Invitees – An Invitee is a person who is invited onto property for business reasons, such as customers of a business and job applicants. Property owners owe the highest degree of care to invitees to make sure they are safe from dangers. What this means is that the property owner not only has a duty to repair and correct known dangers – he also has a duty to reasonably inspect for, discover, and correct unknown hazards in those areas of the premises that are not obviously or clearly labeled “off-limits.”
These legal principles simply mean that the property owner or storeowner has a duty to take reasonable actions to ensure that the environment is safe to patrons. Unfortunately there is no precise way to measure what is reasonable. The law defines “reasonable” as what a person of ordinary intelligence and judgment would do under the same circumstances. This standard is open to wide interpretation by a jury.
Example: A business owner is expected to make sure the stairwells in his or her commercial property are clean and safe. It is reasonable to expect that regular checks, maintenance and cleanup will be conducted. However, it is unreasonable to expect that a person will keep watch all day long to make sure nothing is spilled or broken.
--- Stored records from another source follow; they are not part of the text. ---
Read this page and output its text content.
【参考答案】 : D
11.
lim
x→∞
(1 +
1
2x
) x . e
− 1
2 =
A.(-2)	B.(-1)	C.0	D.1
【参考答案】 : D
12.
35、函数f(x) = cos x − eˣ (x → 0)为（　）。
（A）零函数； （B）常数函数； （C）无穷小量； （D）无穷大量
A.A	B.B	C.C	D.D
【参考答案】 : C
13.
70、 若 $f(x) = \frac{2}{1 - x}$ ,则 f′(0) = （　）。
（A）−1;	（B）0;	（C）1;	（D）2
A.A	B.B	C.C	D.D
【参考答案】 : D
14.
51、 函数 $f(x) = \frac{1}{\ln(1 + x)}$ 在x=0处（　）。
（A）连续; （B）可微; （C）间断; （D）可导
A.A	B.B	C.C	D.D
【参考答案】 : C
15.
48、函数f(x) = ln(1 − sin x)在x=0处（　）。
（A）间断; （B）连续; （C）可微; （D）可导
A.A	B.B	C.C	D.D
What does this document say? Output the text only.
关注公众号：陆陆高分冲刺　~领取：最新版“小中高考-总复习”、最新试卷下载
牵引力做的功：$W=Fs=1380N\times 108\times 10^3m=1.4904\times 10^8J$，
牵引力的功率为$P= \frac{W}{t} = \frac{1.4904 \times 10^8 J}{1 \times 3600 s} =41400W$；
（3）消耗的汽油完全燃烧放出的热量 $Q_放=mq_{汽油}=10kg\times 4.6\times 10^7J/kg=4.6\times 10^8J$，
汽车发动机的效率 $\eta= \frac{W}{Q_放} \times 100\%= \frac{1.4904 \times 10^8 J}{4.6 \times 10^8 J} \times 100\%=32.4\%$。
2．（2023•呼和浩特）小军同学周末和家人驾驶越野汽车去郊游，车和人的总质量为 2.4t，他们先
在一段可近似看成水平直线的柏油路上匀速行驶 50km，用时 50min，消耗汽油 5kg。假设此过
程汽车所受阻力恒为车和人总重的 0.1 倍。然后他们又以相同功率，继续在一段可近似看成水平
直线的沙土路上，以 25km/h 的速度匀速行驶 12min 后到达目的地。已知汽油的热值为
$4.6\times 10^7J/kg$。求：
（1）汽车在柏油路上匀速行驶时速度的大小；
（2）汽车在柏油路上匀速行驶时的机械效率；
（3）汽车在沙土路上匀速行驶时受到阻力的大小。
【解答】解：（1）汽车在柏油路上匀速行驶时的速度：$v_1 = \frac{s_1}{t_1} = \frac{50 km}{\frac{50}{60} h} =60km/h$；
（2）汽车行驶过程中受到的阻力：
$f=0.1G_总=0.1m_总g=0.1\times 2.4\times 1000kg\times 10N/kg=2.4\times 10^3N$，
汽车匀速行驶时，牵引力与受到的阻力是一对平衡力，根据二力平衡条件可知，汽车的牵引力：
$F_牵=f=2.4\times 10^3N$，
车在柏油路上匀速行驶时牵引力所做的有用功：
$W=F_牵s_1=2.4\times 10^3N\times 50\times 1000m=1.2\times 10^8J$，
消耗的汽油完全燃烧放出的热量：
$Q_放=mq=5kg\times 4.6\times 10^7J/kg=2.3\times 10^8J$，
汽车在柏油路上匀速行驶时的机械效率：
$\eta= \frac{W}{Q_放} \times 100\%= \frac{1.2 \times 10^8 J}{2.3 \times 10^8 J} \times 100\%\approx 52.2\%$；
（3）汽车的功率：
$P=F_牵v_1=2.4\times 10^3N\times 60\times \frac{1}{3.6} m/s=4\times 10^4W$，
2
Licensees – A Licensee is a social guest, allowed on the property for social purposes. Property owners are required to ensure that conditions are safe for licensees, though the degree of care is lower to licensees than to invitees. Unlike the case with invitees, where the property owner has a duty to inspect for and discover unknown dangers, where licensees are involved the property owner is only required to take reasonable care to protect them from any hazardous risks the property holder knows about.
Trespassers – A Tresspasser is someone who is not authorized to be on a given piece of property. Landowners are not obligated to protect trespassers who intrude on their land without permission. The landowner’s responsibility in this case is called “zero duty,” though they cannot willfully injure trespassers.
Trespassing children – A different rule applies where trespassing children are involved. In the case of children who wander onto a property without authorization, landlords do have a duty to ensure that their property is safe. The logic behind this exemption is that children are sometimes naïve to dangers on property, and could in fact be lured to investigate dangerous conditions such as an abandoned well, a swimming pool, or heavy machinery. These potential hazards are referred to as “attractive nuisances.”